Correct grain size is crucial to material microstructure and in obtaining correct physical and mechanical characteristics for a wide range of materials such as metals, plastics, mineral and composites in the engineering, construction, medical device, semiconductor/electronic and many other sectors. Fine grained steels, for example, provide strength while coarse grained steels are more easily machined. The analysis of grain size is used as a quality control tool to ensure that materials are manufactured to specification and are fit for purpose. Grain size analysis is also used diagnostically to understand material failures in research and development settings and in on-going quality control. The process of grain analysis in quality control must be performed to established standards available from organizations such as ASTM and JIS.
Microscopic analysis of grain size is usually performed on a sample cross section. Grain boundaries can be revealed by manipulating light, color and contrast during imaging and / or by pre-etching the sample.

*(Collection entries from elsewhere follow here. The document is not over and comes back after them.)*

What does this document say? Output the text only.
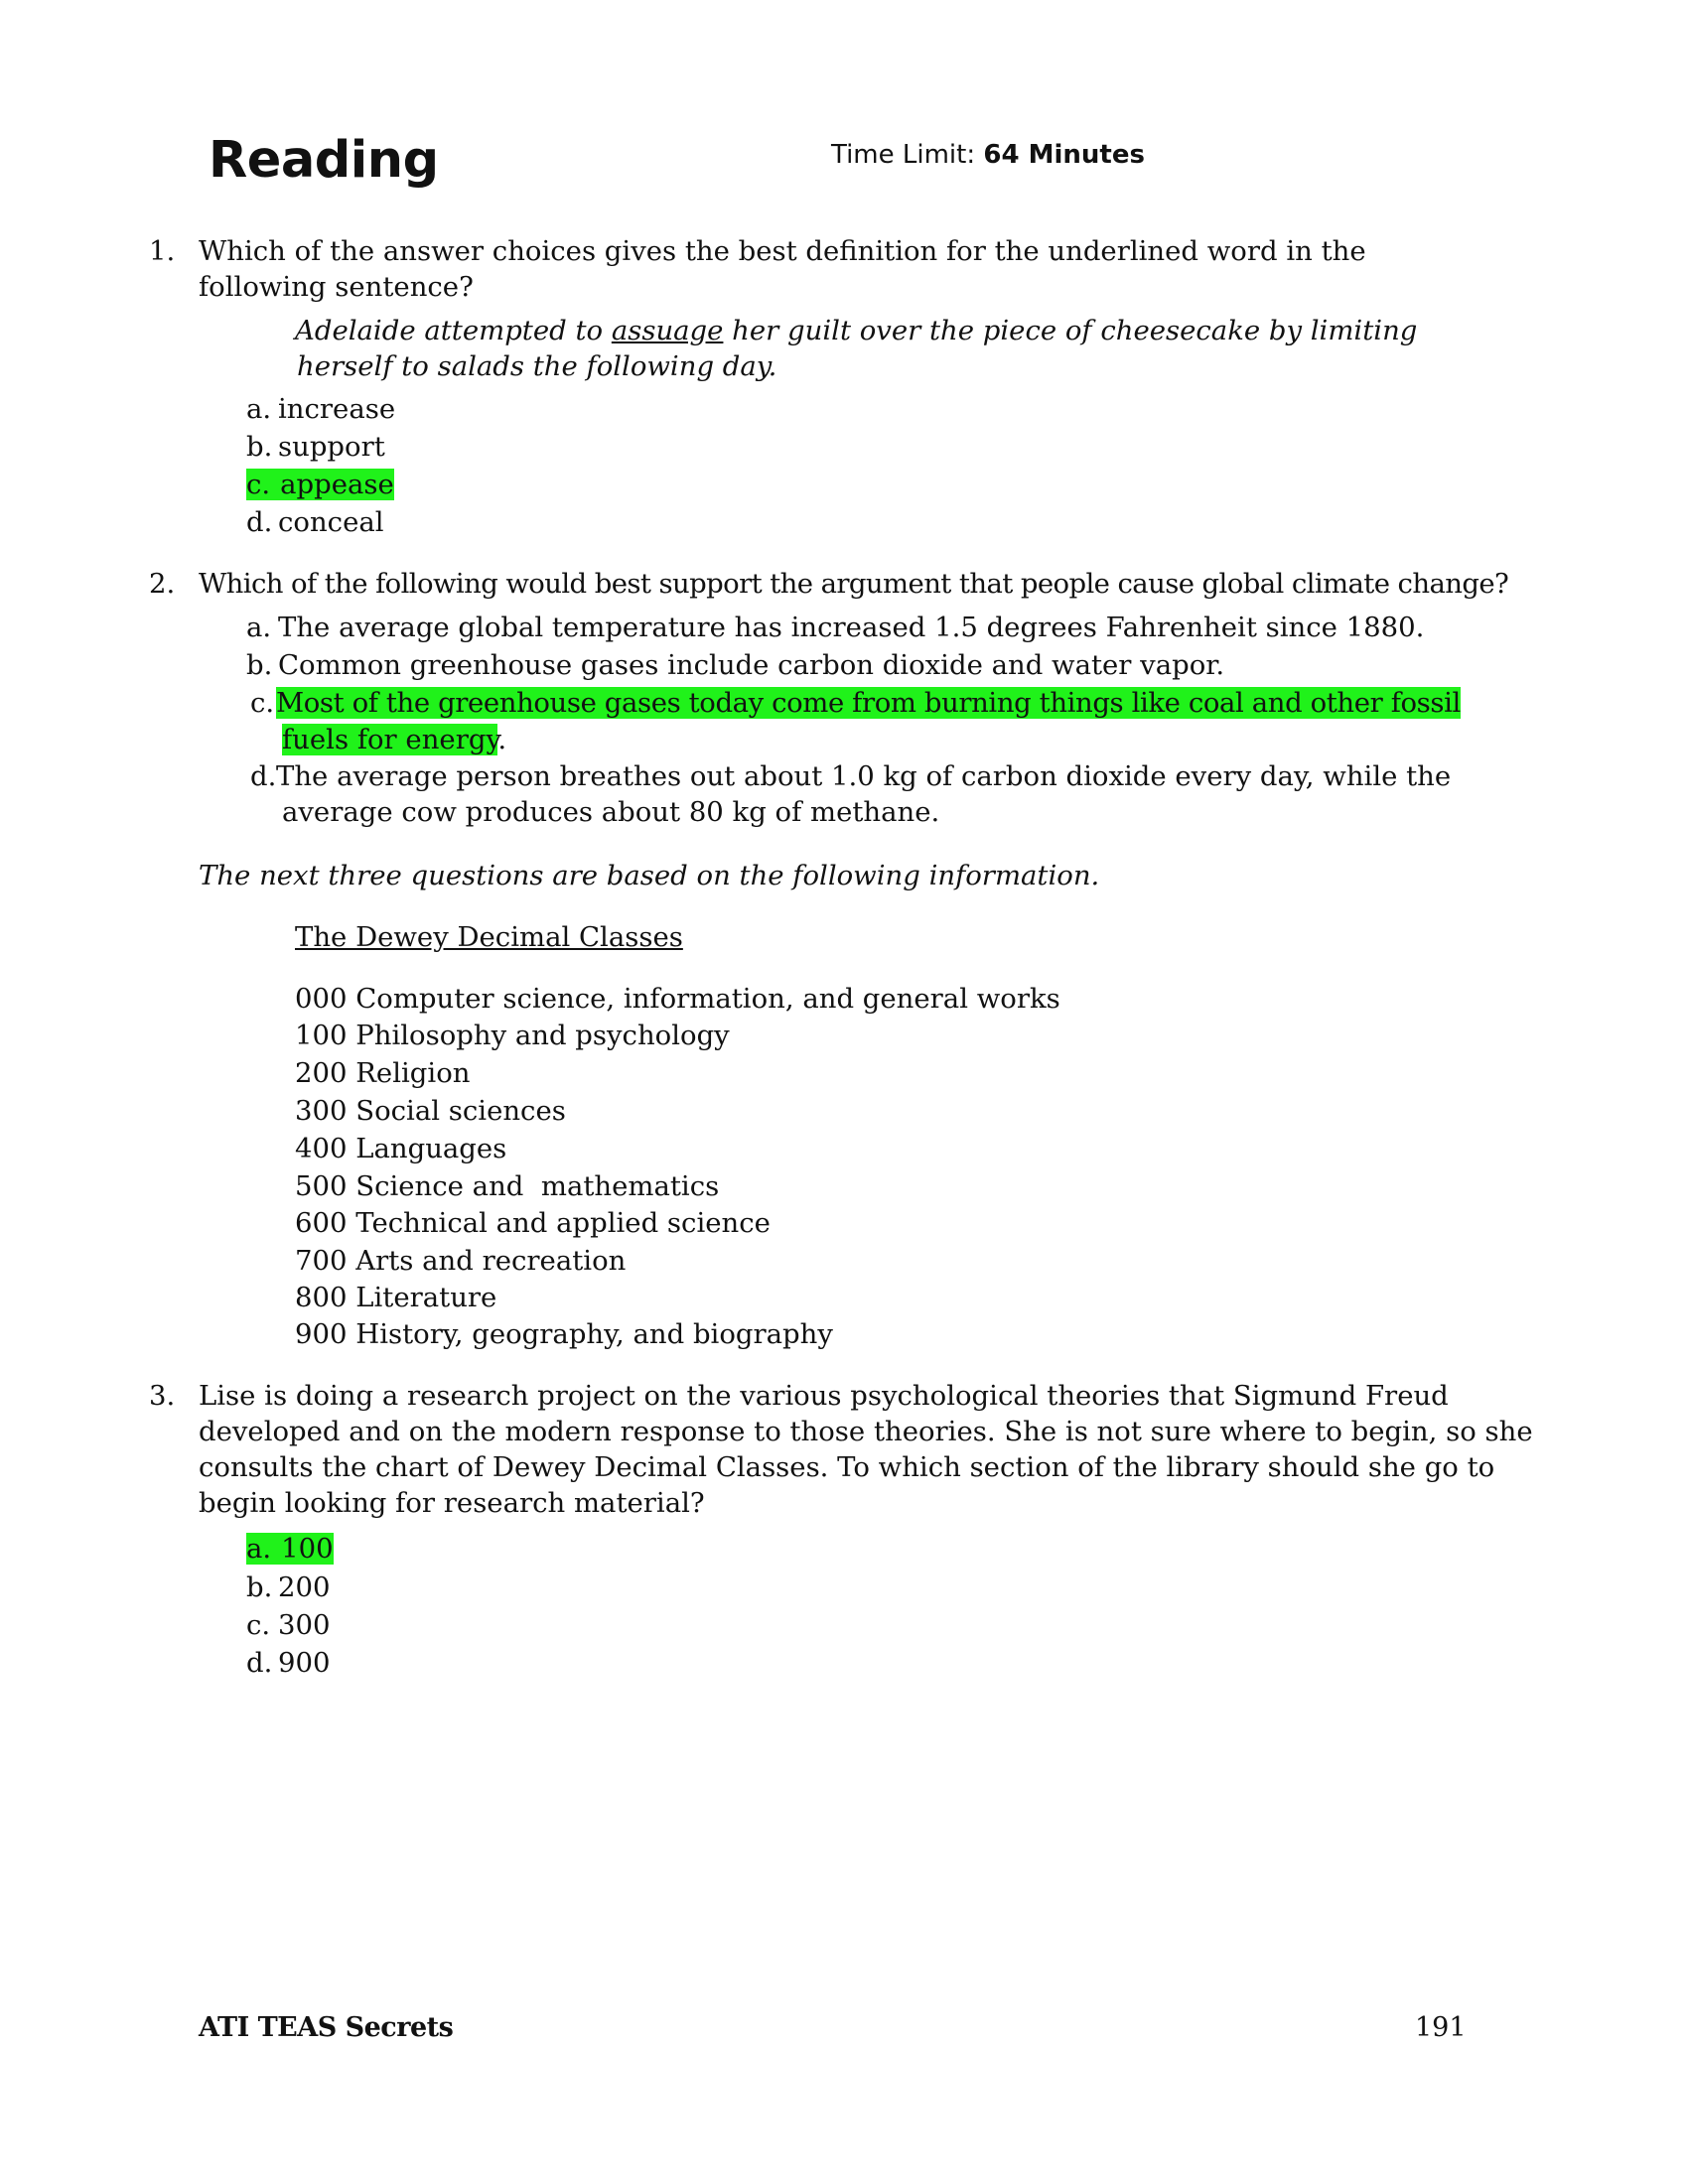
Reading	Time Limit: 64 Minutes
1. Which of the answer choices gives the best definition for the underlined word in the
following sentence?
Adelaide attempted to assuage her guilt over the piece of cheesecake by limiting
herself to salads the following day.
a. increase
b. support
c. appease
d. conceal
2. Which of the following would best support the argument that people cause global climate change?
a. The average global temperature has increased 1.5 degrees Fahrenheit since 1880.
b. Common greenhouse gases include carbon dioxide and water vapor.
c. Most of the greenhouse gases today come from burning things like coal and other fossil
fuels for energy.
d. The average person breathes out about 1.0 kg of carbon dioxide every day, while the
average cow produces about 80 kg of methane.
The next three questions are based on the following information.
The Dewey Decimal Classes
000 Computer science, information, and general works
100 Philosophy and psychology
200 Religion
300 Social sciences
400 Languages
500 Science and  mathematics
600 Technical and applied science
700 Arts and recreation
800 Literature
900 History, geography, and biography
3. Lise is doing a research project on the various psychological theories that Sigmund Freud
developed and on the modern response to those theories. She is not sure where to begin, so she
consults the chart of Dewey Decimal Classes. To which section of the library should she go to
begin looking for research material?
a. 100
b. 200
c. 300
d. 900
ATI TEAS Secrets	191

Even in samples with a uniform grain size, apparent grain size and shape may vary depending on where each grain has been cut (oblique cutting, for example, results in a grain with an elongated appearance). Microscopic examination is usually accompanied by image analysis with appropriate software (such as NIS Elements Metallo module) that automatically measures the number and size distribution in a given area to calculate the grain size. Several measurement methods are commonly used, such as 'planimetric', 'linear', 'circular' or 'Abrams'. Automated imaging and image analysis can greatly accelerate grain analysis in quality control applications.
Important microscopy techniques in grain size analysis (depending on the material examined) include brightfield, darkfield polarized light, epi-fluorescence, reflected light microscopy and interference contrast techniques.